Although edge site computing systems are much smaller than those in central data centers, they have matured and can now successfully run many workloads due to the tremendous growth in processing power of today's x86 commodity servers. It’s amazing how many workloads can run successfully at the edge now.
- Distributed Edge Computing and Edge AI
Distributed edge computing and edge AI are two popular paradigms.
Distributed edge computing delegates computational workloads to autonomous devices located at the data source.

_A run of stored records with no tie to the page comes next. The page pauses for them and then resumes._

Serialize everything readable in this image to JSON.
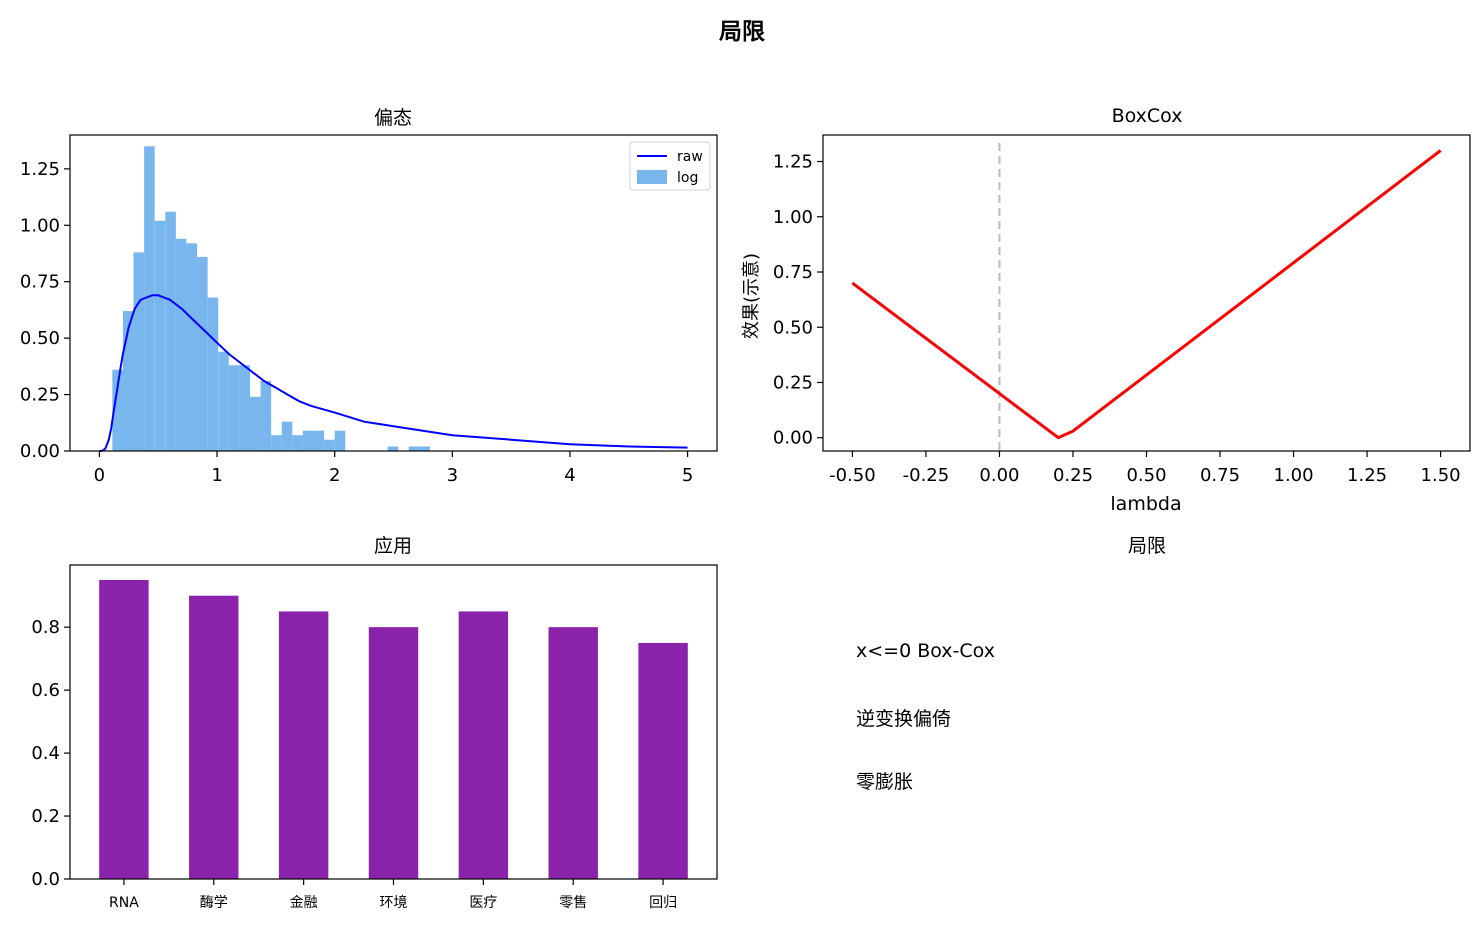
{
  "suptitle": "局限",
  "colors": {
    "hist": "#7ab6ee",
    "curve": "#0000ff",
    "boxcox": "#ff0000",
    "vline": "#bbbbbb",
    "bars": "#8b22ab"
  },
  "chart_data": [
    {
      "type": "bar",
      "subtype": "histogram+line",
      "title": "偏态",
      "xlim": [
        -0.25,
        5.25
      ],
      "ylim": [
        0,
        1.4
      ],
      "xticks": [
        0,
        1,
        2,
        3,
        4,
        5
      ],
      "yticks": [
        "0.00",
        "0.25",
        "0.50",
        "0.75",
        "1.00",
        "1.25"
      ],
      "legend": {
        "placement": "top-right",
        "entries": [
          "raw",
          "log"
        ]
      },
      "histogram": {
        "name": "log",
        "bin_width": 0.09,
        "bins_start": [
          0.11,
          0.2,
          0.29,
          0.38,
          0.47,
          0.56,
          0.65,
          0.74,
          0.83,
          0.92,
          1.01,
          1.1,
          1.19,
          1.28,
          1.37,
          1.46,
          1.55,
          1.64,
          1.73,
          1.82,
          1.91,
          2.0,
          2.45,
          2.63,
          2.72
        ],
        "values": [
          0.36,
          0.62,
          0.88,
          1.35,
          1.02,
          1.06,
          0.94,
          0.92,
          0.86,
          0.68,
          0.44,
          0.38,
          0.38,
          0.24,
          0.31,
          0.07,
          0.13,
          0.07,
          0.09,
          0.09,
          0.05,
          0.09,
          0.02,
          0.02,
          0.02
        ]
      },
      "curve": {
        "name": "raw",
        "x": [
          0,
          0.02,
          0.05,
          0.08,
          0.1,
          0.12,
          0.15,
          0.18,
          0.2,
          0.25,
          0.3,
          0.35,
          0.4,
          0.45,
          0.5,
          0.55,
          0.6,
          0.7,
          0.8,
          0.9,
          1.0,
          1.1,
          1.2,
          1.3,
          1.4,
          1.5,
          1.6,
          1.7,
          1.8,
          2.0,
          2.25,
          2.5,
          2.75,
          3.0,
          3.5,
          4.0,
          4.5,
          5.0
        ],
        "y": [
          0,
          0.0,
          0.01,
          0.05,
          0.1,
          0.17,
          0.27,
          0.37,
          0.43,
          0.55,
          0.63,
          0.67,
          0.68,
          0.69,
          0.69,
          0.68,
          0.67,
          0.63,
          0.58,
          0.53,
          0.48,
          0.43,
          0.39,
          0.35,
          0.31,
          0.28,
          0.25,
          0.22,
          0.2,
          0.17,
          0.13,
          0.11,
          0.09,
          0.07,
          0.05,
          0.03,
          0.02,
          0.015
        ]
      }
    },
    {
      "type": "line",
      "title": "BoxCox",
      "xlabel": "lambda",
      "ylabel": "效果(示意)",
      "xlim": [
        -0.6,
        1.6
      ],
      "ylim": [
        -0.06,
        1.37
      ],
      "xticks": [
        "-0.50",
        "-0.25",
        "0.00",
        "0.25",
        "0.50",
        "0.75",
        "1.00",
        "1.25",
        "1.50"
      ],
      "yticks": [
        "0.00",
        "0.25",
        "0.50",
        "0.75",
        "1.00",
        "1.25"
      ],
      "vline_x": 0,
      "series": [
        {
          "x": [
            -0.5,
            0.2,
            0.25,
            1.5
          ],
          "y": [
            0.7,
            0.0,
            0.03,
            1.3
          ]
        }
      ]
    },
    {
      "type": "bar",
      "title": "应用",
      "categories": [
        "RNA",
        "酶学",
        "金融",
        "环境",
        "医疗",
        "零售",
        "回归"
      ],
      "values": [
        0.95,
        0.9,
        0.85,
        0.8,
        0.85,
        0.8,
        0.75
      ],
      "ylim": [
        0,
        0.9975
      ],
      "yticks": [
        "0.0",
        "0.2",
        "0.4",
        "0.6",
        "0.8"
      ]
    },
    {
      "type": "table",
      "title": "局限",
      "lines": [
        "x<=0 Box-Cox",
        "逆变换偏倚",
        "零膨胀"
      ]
    }
  ]
}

This is different from edge computing, which moves computation and data storage closer to the data source.
Edge AI uses artificial intelligence (AI) techniques to enable a data gathering device in the field to provide actionable intelligence. Edge AI chips have three main parts:
- Scalar engines: Run Linux-class applications and safety-critical code
- Adaptable engines: Process data from sensors
- Intelligence engines: Run common edge workloads such as AI
- The Benefits of Moving AI to the Edge
There are several drivers for moving AI processing to the edge. In an edge AI environment, AI computations are done at the edge of a network, usually on the device where the data is created.
This is different from using cloud infrastructure, where AI computations are done in a centralized facility. Here are some benefits of edge AI:
- Reduced latency: Processing data locally can help reduce latency and bandwidth requirements
- Faster analysis: Edge devices perform computations locally, which can lead to faster analysis
- Real-time data processing: Edge AI enables real-time data processing and analysis without reliance on cloud infrastructure
- Reduced reliance on external resources: Edge devices can reduce reliance on external resources
Edge AI doesn't require connectivity and integration between systems, allowing users to process data on the device in real time.
Here are some examples of how edge AI can be used:
- Security cameras: Edge AI can detect suspicious activity in real time.
- Smartwatches: Edge AI can monitor vital signs like heart rate and oxygen levels.
- Medical imaging: Edge AI can analyze medical scans like X-rays and MRIs to provide instant results.
- Predictive maintenance: Edge AI can use sensor data to detect anomalies and predict when a machine will fail.
- Energy generation: Edge AI can combine historical data, weather patterns, and other information to create simulations that help manage energy resources.